October 21, 2009
Compulsory insurance -- another Trojan Horse
Bookies are making bets on whether some version of ObamaCare will pass this year, but with five bills floating around, there is no betting on what it will look like.
The threat of a "public option" has generated the hottest protest with voters understanding that the unfair competition of a government plan will quickly destroy the private health insurance system. By contrast some conservatives have expressed support for Senate Finance Committee proposal requiring that everyone must purchase insurance. After all, they reason, isn't it just a matter of fairness to expect everyone to bear responsibility for their own care?
In reality, this is a Trojan Horse that will give the government as much power to control the health care system as the "public option". It is also unconstitutional. But then there is nothing in the text of the constitution that gives the Congress any authority to regulate health care. However, this mandate breaks new ground.
For the first time, the federal government would be ordering Americans to buy a product or service they do not voluntarily choose to purchase. They would be required to purchase health care insurance acceptable to the Health Choices Administrator. This is quite different than government regulation of an activity that individuals have chosen to undertake. Failure to comply with the mandate would result in a tax collected by the IRS but the mandate is itself a hidden tax.
A government bureaucrat would be empowered to determine what coverage a policy must have to comply with the law. Many would be required to purchase health insurance that they cannot afford or that does not best meet their individual needs. For example, many healthy young people need nothing more than a high deductible catastrophic policy. They can afford to pay the doctor for their flu shot or a sprained ankle. For them, insurance is protection against the really big stuff.
What would compulsory insurance look like? Candidate Obama described his idea of "meaningful coverage" as being at least as good as the Federal Employees Health Benefits Program.
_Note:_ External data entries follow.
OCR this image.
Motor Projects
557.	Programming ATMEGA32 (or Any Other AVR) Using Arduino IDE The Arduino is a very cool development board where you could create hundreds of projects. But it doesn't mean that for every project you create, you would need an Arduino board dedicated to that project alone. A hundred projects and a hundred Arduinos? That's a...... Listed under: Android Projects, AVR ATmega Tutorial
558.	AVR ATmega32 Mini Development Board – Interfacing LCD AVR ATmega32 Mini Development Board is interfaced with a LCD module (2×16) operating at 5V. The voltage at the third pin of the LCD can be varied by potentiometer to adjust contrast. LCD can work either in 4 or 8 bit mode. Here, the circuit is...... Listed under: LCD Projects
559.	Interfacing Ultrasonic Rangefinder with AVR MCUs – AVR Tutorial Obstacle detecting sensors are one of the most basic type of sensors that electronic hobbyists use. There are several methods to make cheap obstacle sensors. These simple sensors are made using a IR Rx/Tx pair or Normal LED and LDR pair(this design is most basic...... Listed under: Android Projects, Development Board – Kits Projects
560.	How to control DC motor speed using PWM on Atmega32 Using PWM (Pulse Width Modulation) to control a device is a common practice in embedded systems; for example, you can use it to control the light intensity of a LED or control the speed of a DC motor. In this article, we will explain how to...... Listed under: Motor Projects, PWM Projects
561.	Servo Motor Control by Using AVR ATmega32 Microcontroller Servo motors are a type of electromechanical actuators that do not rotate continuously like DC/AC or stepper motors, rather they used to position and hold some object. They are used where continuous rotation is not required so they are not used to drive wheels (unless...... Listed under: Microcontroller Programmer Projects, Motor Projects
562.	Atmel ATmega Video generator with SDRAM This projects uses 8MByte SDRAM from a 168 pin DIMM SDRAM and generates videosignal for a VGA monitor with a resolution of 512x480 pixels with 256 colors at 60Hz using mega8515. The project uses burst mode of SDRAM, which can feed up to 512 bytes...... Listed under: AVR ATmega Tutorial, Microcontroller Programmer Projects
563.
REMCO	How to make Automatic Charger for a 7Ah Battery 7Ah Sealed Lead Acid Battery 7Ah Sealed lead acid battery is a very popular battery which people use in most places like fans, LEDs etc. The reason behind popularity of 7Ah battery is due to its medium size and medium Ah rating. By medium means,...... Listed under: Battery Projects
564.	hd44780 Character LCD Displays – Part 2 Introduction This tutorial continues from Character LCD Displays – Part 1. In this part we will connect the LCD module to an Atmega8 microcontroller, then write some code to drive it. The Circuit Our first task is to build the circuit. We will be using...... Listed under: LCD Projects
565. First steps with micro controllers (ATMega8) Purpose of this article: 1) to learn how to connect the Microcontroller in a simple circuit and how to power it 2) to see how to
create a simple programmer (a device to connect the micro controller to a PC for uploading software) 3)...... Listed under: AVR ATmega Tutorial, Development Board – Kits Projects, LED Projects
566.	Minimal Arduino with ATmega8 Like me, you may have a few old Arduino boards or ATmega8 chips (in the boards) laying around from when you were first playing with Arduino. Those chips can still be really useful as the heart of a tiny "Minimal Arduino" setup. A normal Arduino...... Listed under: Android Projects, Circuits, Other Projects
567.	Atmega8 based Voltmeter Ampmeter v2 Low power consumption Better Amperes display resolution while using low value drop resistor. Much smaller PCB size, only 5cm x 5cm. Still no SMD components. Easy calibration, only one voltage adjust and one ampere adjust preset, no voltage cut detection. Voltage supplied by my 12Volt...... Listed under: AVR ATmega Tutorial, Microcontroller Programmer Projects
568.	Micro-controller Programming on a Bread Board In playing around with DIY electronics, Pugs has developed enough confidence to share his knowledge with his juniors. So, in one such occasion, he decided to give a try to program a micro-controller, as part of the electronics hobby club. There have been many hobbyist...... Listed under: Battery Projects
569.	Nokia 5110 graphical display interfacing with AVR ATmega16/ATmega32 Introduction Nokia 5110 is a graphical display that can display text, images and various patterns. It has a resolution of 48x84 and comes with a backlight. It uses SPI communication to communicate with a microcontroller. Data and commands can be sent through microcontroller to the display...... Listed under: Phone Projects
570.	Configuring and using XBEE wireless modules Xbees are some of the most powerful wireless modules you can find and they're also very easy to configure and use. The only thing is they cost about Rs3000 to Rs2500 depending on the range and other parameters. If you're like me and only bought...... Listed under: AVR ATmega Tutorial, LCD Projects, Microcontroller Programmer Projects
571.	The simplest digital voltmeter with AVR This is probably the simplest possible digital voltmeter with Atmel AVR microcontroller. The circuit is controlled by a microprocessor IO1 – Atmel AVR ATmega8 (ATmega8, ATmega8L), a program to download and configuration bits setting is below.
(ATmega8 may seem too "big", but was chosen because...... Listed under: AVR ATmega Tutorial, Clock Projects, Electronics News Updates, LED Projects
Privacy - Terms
One thing that can be assured is that lobbying would be intense to include dozens of mandated benefits in the plan. For decades health care provider groups have demonstrated their effectiveness in expanding mandates at the state level. These mandates have helped to drive the cost of insurance through the roof in many states, forcing consumers to buy a Cadillac plan when all they may want or need is a basic stripped down Model T Ford.
This is precisely the problem that Massachusetts experienced after the passage of the Romney compulsory insurance plan. Lobbyists convinced legislators to make the mandatory insurance more and comprehensive and more and more expensive. Legislators have proposed requirements for over seventy additional coverages. A federal plan will experience the same political pressures to require consumers to buy increasingly comprehensive insurance and will effectively eliminate low cost and catastrophic plans.
One of the few innovations that has given consumers the incentive to utilize health care more carefully is the Health Savings Account. (HSAs) These plans have a higher deductible but allow families to save what they do not need to use annually. As would be the case with a large majority of plans currently offered by employers, HSAs would not comply with the dictates of the Health Choices Czar.
If the Massachusetts experience tells us anything, it is that compulsory insurance premiums will drive up costs, humongous government subsidies to fund insurance for those who cannot afford it will follow, and the bureaucracy will resort to price controls and rationed care as government expenditures skyrocket well beyond projections.
Sadly, much of the insurance industry bought into the compulsory coverage scheme when it seemed to guarantee them tens of millions of new captive customers. However when it became apparent that the fine for noncompliance had to be lowered to make it politically acceptable, insurers were faced with the prospect that many individuals would pay the fine and buy insurance only when faced with serious medical costs.
Now the insurance industry has turned on the plan and issued a report that the Senate Finance Committee bill will increase insurance rates. Angry Democrats are threatening repeal of the McCarran-Ferguson Act that defines insurance as a state controlled activity.
Industry attempts at appeasement, in hopes that the alligator won't eat them first, usually backfire. Government compulsion in the market place will gobble up insurers first and then leave consumers as the ultimate victims.